Saturday 2 February 2013

Keynes via Machievelli, Hobbes and Nietzsche




Neoclassical economists at core prefer macro-economic explanations which cash out at the micro-level.  As I mentioned in a previous post some of the roots of the story Keynes tells about the actor known as leviathan can be traced back to Thomas Hobbes.  But I'd like to throw in a religious dimension to all of this, which points even further back to Machiavelli and forward to Nietzsche.

Hobbes's construct was a macro actor, a personification of the state, onto which desires, intentions, actions are imposed.  Collections of these actors interacting at the state level are the genesis of macro-economics.  This is Keynes's root.  No assumption is made about any evolution from individual actors to state actors.  They're just different beasts.  Understanding this allows him to question simplifying projections of homespun metaphors which make sense at the individual level but which might not work at all in the same way at the state level.

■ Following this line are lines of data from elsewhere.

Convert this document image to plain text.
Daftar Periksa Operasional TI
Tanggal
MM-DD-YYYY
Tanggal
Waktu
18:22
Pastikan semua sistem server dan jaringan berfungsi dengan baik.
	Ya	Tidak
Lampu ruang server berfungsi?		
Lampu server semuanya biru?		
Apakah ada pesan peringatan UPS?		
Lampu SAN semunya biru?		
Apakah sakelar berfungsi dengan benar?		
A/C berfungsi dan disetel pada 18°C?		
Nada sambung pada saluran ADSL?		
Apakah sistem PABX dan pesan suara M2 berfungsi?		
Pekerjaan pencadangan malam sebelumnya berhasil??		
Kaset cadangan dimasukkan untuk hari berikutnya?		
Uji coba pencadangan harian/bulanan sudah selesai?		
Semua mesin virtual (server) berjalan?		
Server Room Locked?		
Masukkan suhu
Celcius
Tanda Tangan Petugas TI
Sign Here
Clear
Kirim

But a generation or two before Hobbes, Machiavelli tried to develop a book of etiquette  for the only figure who could span the individual and the state - and that is the king or prince.  This is an amazing point of connection here between two entire schools of thought which have been struggling to maintain a friendly dialogue ever since.  In the embodiment of the prince, here you have a flesh and blood man who's being given a new rulebook for behaviour vis-a-vis his role as sovereign.  It is no wonder that rulebook seemed so alien.  The context behind this was I think an implicit understanding that the tenets of living - the rules of behaviour  - embodied in Christianity (and by extension to several of the other major world religions) were insufficient for the emerging nation state post the Christian empire's dominance.  Driving a state with rules which applied to individual Christians became inadequate.  Machiavelli's was an early attempt to make a new rulebook for the sovereign.  Nietzsche likewise took this breakdown of the homogeneous and unquestioned presence of Christianity in Western life and tried to apply it to individuals themselves.  Both thinkers take the same inspiration but write their rulebooks for the national-sovereign and the personal-sovereign.  The evolution of the discourse on the rulebook for the national-sovereign becomes increasingly hermetically sealed, less immoral-seeming, still alien, more amoral, formalised even.  This is, in a sense Catholic to Nietzsche's more Protestant radical individualist pursuit. which has echoes in the work of J.S. Mill, through Samuelson, Friedman and the mainstream neoclassical approach.  The Catholic state-as-actor/institution-as-actor approach has echoes in Adam Smith, Veblen, institutional analysis, Keynes.  
The rejection of the project of Keynes's aggregates based approach in favour of the micro-based approach is in a sense a rejection of the power of the state to write its own rule book, as the rule book is too detached from the individuals within it.  It is a rejection of an elite tradition of technocratic statecraft, talking in riddles among themselves, preferring to see individuals as effaced details.  
So much for the history of these ideas.  That explains to me some of the mutual cultural hostility when you hear the modern day intellectual combatants face off in the media.  Their positions may be deeply connected anyway.  The science of emergence is still in its infancy.  I can well imagine that the creative act of invention behind Machiavelli, Nietzsche, Hobbes, Keynes will not be the end of the story.  I marvel at their inventiveness but suspect in time that strong complex connections will be found between the micro and the macro level across many social sciences.  So perhaps the best way to bring Keynes together with Buchanan and Lucas is to think of them as  providing joint inspiration to new generations of political economists as they recognise the gap - but also try to bridge it, with increasing levels of success - between the rulebooks of individuals and the rulebooks of the various institutions which they produce.